# halo light bulbs



## Rodrigo (Mar 26, 2003)

has anyone changed the bulbs that come stock on the halo lights to somthing like blue or purple bulbs? if not do you think it might cause a problem by melting the harness? also what wiring set up is best with or without the relay?
thanks
Rodrigo
96200sx se


----------



## sethwas (Apr 30, 2002)

Well,
Any light will do as long as it is under 60w for low and 75w or high. Anything else won't work.

Seth


----------



## Phyroinstinct (Jan 4, 2003)

Rodrigo. I have my projectors on the way. The method that i hear works the best is at b14nissan.com in the "how to" section.

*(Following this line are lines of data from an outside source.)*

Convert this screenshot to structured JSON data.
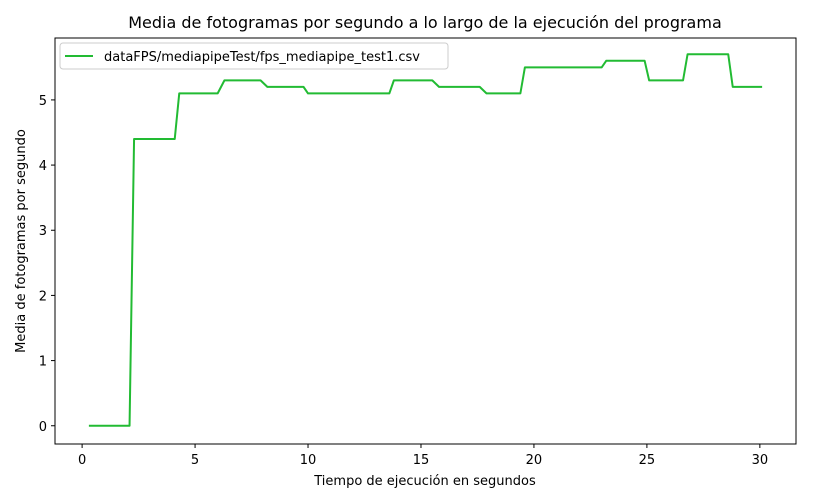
{
  "chart_data": {
    "type": "line",
    "title": "Media de fotogramas por segundo a lo largo de la ejecución del programa",
    "xlabel": "Tiempo de ejecución en segundos",
    "ylabel": "Media de fotogramas por segundo",
    "xlim": [
      -1.2,
      31.6
    ],
    "ylim": [
      -0.28,
      5.95
    ],
    "xticks": [
      0,
      5,
      10,
      15,
      20,
      25,
      30
    ],
    "yticks": [
      0,
      1,
      2,
      3,
      4,
      5
    ],
    "grid": false,
    "legend_position": "top-left",
    "series": [
      {
        "name": "dataFPS/mediapipeTest/fps_mediapipe_test1.csv",
        "color": "#22bb33",
        "x": [
          0.3,
          2.1,
          2.3,
          4.1,
          4.3,
          6.0,
          6.3,
          7.9,
          8.2,
          9.8,
          10.0,
          13.6,
          13.8,
          15.5,
          15.8,
          17.6,
          17.9,
          19.4,
          19.6,
          23.0,
          23.2,
          24.9,
          25.1,
          26.6,
          26.8,
          28.6,
          28.8,
          30.1
        ],
        "y": [
          0,
          0,
          4.4,
          4.4,
          5.1,
          5.1,
          5.3,
          5.3,
          5.2,
          5.2,
          5.1,
          5.1,
          5.3,
          5.3,
          5.2,
          5.2,
          5.1,
          5.1,
          5.5,
          5.5,
          5.6,
          5.6,
          5.3,
          5.3,
          5.7,
          5.7,
          5.2,
          5.2
        ]
      }
    ]
  }
}
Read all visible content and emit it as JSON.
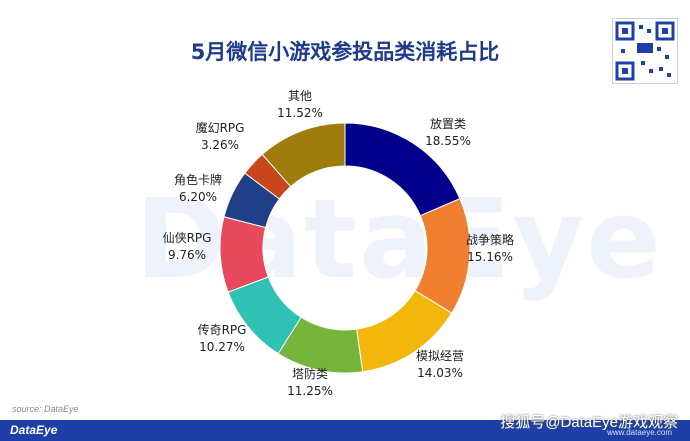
{
  "title": "5月微信小游戏参投品类消耗占比",
  "watermark": "DataEye",
  "source": "source: DataEye",
  "brand": "DataEye",
  "corner_watermark": "搜狐号@DataEye游戏观察",
  "corner_url": "www.dataeye.com",
  "chart_data": {
    "type": "pie",
    "donut": true,
    "title": "5月微信小游戏参投品类消耗占比",
    "categories": [
      "放置类",
      "战争策略",
      "模拟经营",
      "塔防类",
      "传奇RPG",
      "仙侠RPG",
      "角色卡牌",
      "魔幻RPG",
      "其他"
    ],
    "values": [
      18.55,
      15.16,
      14.03,
      11.25,
      10.27,
      9.76,
      6.2,
      3.26,
      11.52
    ],
    "value_labels": [
      "18.55%",
      "15.16%",
      "14.03%",
      "11.25%",
      "10.27%",
      "9.76%",
      "6.20%",
      "3.26%",
      "11.52%"
    ],
    "colors": [
      "#00008b",
      "#ef7f2e",
      "#f3b70c",
      "#76b53c",
      "#2fc1b3",
      "#e64a5c",
      "#1f3f86",
      "#c9461c",
      "#9e7d0c"
    ],
    "legend": "none"
  }
}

This is the link (how the linworks.) 

http://www.b14nissan.org/projectorwiring.html

Also, i head projectors have poor lighting. So you need to mput a more intense buld in. So I also bought PIAA Xtrem Super whites H3's to replace the week ones that come with it. http://www.nissanperformancemag.com has a right up. on the left hand side, look for "Project 200sxTurbo" then search there post for the "projector install". That will also help out alot.
Peace


----------



## wickedsr20 (Aug 8, 2002)

They do not come fully adjusted. It made a difference in my car to re-aim the lights properly. Gained back some of the lost light that was lighting up treetops instead of the road.


----------



## Rodrigo (Mar 26, 2003)

ok i see , so what watt are the blue bulbs?


----------



## Phyroinstinct (Jan 4, 2003)

Not quite sure what you are talking about. Im not entirely sure, but maby they are ION's(?) I think ION's come with blue lenses.


----------



## Rodrigo (Mar 26, 2003)

*halo install*

I installed my lights and encounterd one problem ,I noticed that after I turn on the lights my blue light comes on realy low then when I go to high it gets bluer as in full color. what could this be????
also the high beam should be the outer one correct ? and the low is both?


----------



## SE-RtinMI (Nov 3, 2002)

WHich is which on the bulbs? H1's=Low Beams and H3=High beam? Or do I have it backwards?


----------



## tcn311 (Jul 17, 2002)

h3 lows h1 highs


----------



## Rodrigo (Mar 26, 2003)

*halo lights*

ok so what does that mean? h3 /h1 I know its the bulb but is the way I said it correct, the outer ones alone with the halo on is the high beam and the both lights on are the high beam 
also my high light bulb comes on in my instrument cluster every time I turn them on when the are low it is low and when I put them on high beam the little blue light intensifies in color.
also how did you calibrate them so they dont light up the trees?
thanks 4 your help 
Rodrigo


----------